First a disclaimer: I fully understand and accept that there are certain times in our lives that we will be tried, especially mothers of young children that need our attention in the middle of the night. I also understand that we make choices to be temporarily tired, like going to school or choosing to hang out with a friend staying up too late or being there for someone in need. There are many reasons why we may choose to be tired for a short time which all depends on our personal choices and circumstances.
With that said, I have been a young mother of young children, a single mother, a college student, a full-time employee, and involved in recovery and much more, so I know what it means to be tired. And yes, I have done all this at the same time. I am guilty of overfilling my plate. Why? Well because I have to keep up with the expectations of others and society. When I really think about it, it's very sad that we are a society of keeping up with this unsaid expectation that we have to be bigger and better than our neighbor.

Here's the thing, how many of us secretly wish we didn't "have" to? How many of us wish that we could just sit and take a deep breath or run away from all this? My guess is that there are many more than you think that have secret wishes and thoughts. I know that I do and I know that I want to World to just stop for a little bit so I can catch up. Why can't I just live me life the way I want to and according to who I am and go as slow as I want to? But I can and so can everyone else. I refuse to accept that I am going to be a tired adult for the rest of my life because that is not what I want.

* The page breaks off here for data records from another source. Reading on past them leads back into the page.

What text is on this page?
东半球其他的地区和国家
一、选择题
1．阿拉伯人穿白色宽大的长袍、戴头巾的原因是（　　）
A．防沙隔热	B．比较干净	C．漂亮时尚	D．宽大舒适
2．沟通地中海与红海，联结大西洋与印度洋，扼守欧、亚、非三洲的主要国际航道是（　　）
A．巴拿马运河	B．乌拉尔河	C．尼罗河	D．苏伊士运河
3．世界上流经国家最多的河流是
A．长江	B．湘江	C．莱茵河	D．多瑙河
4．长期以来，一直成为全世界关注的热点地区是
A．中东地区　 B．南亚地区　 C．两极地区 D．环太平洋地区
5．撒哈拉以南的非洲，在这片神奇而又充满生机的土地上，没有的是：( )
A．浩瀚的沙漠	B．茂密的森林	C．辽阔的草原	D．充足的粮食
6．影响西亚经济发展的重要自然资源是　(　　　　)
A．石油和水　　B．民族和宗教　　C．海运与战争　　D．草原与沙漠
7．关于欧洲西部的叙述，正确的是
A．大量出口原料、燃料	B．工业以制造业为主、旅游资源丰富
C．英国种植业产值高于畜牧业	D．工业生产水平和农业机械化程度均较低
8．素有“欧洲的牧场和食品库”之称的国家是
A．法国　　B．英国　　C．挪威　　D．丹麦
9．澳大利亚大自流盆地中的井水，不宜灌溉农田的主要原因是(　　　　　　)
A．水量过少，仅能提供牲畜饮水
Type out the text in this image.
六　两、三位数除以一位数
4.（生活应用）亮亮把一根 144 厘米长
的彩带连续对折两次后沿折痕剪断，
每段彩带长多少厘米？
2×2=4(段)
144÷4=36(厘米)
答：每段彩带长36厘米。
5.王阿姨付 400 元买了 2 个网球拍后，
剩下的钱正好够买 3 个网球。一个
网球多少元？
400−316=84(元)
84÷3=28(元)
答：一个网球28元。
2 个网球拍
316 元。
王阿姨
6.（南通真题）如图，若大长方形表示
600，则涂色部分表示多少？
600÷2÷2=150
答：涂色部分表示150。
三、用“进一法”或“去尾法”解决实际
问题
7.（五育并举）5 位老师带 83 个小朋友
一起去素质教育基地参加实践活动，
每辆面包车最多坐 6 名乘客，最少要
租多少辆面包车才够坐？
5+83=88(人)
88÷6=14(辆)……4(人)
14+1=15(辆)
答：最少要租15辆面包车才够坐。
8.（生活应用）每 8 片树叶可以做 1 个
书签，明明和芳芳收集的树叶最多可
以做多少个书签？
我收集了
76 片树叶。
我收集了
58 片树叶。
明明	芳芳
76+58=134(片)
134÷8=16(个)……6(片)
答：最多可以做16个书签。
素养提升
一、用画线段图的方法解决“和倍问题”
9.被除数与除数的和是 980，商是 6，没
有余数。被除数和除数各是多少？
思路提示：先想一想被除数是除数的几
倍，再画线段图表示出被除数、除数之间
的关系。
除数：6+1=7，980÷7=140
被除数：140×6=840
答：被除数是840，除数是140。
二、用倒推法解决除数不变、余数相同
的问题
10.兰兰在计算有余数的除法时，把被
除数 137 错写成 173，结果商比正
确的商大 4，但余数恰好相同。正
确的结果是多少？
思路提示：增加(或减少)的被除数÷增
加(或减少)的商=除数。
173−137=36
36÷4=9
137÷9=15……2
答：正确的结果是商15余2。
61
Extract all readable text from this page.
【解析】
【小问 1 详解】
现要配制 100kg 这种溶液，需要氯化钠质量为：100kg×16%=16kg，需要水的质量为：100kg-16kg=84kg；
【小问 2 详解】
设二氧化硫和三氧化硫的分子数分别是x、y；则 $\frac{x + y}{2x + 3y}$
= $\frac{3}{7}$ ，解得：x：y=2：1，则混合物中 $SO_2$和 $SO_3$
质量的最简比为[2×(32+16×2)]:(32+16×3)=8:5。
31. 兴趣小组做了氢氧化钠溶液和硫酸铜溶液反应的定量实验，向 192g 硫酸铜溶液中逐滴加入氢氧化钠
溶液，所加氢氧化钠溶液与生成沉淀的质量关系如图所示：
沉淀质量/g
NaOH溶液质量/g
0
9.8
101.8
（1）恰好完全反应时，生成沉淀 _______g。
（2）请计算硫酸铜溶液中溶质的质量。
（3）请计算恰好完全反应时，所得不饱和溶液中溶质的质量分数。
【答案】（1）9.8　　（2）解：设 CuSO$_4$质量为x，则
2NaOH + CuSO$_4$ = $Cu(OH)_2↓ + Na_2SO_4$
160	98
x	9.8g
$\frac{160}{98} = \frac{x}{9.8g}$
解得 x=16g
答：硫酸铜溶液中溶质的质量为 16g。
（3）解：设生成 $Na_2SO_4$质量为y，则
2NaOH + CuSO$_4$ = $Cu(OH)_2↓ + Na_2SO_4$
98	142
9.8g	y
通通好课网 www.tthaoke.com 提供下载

Living life to the fullest to me means to take care of myself, mind, body, and soul. If one of these is out of balance then yes I will be tired. Taking care of my mind at this stage in my life means to focus on my recovery and work through some difficult issues that are weighing me down. Clearing my head from all the bad and only allowing in the positive. Taking care of my body means to fuel it with what it needs, exercise it, and make sure it gets enough rest. Taking care of my soul means to learn what it needs. Take deep breaths, meditate on what it's important, and fuel it with positive people and conversations. It also means to stop and draw a picture and to things that I love. Without a proper balance of all of these things I couldn't enjoy life. I can't enjoy playing with children if I am tired. I can't enjoy my art if I am not rested enough to put the pencil to the paper. I can't enjoy my time at a social function if I haven't slept in a few days.

With taking care of my mind, body, and soul, I am teaching my children the same. They will also learn not to push themselves to exhaustion. They will learn that they do not have to be what the World expects them to be. They don't need bigger and better and don't need to kill themselves trying to get it. I will eventually achieve my goals and I fully believe my children will too, but in the meantime I want them to know to take care of themselves. I want them to know to enjoy life and live it to the fullest in a healthy way.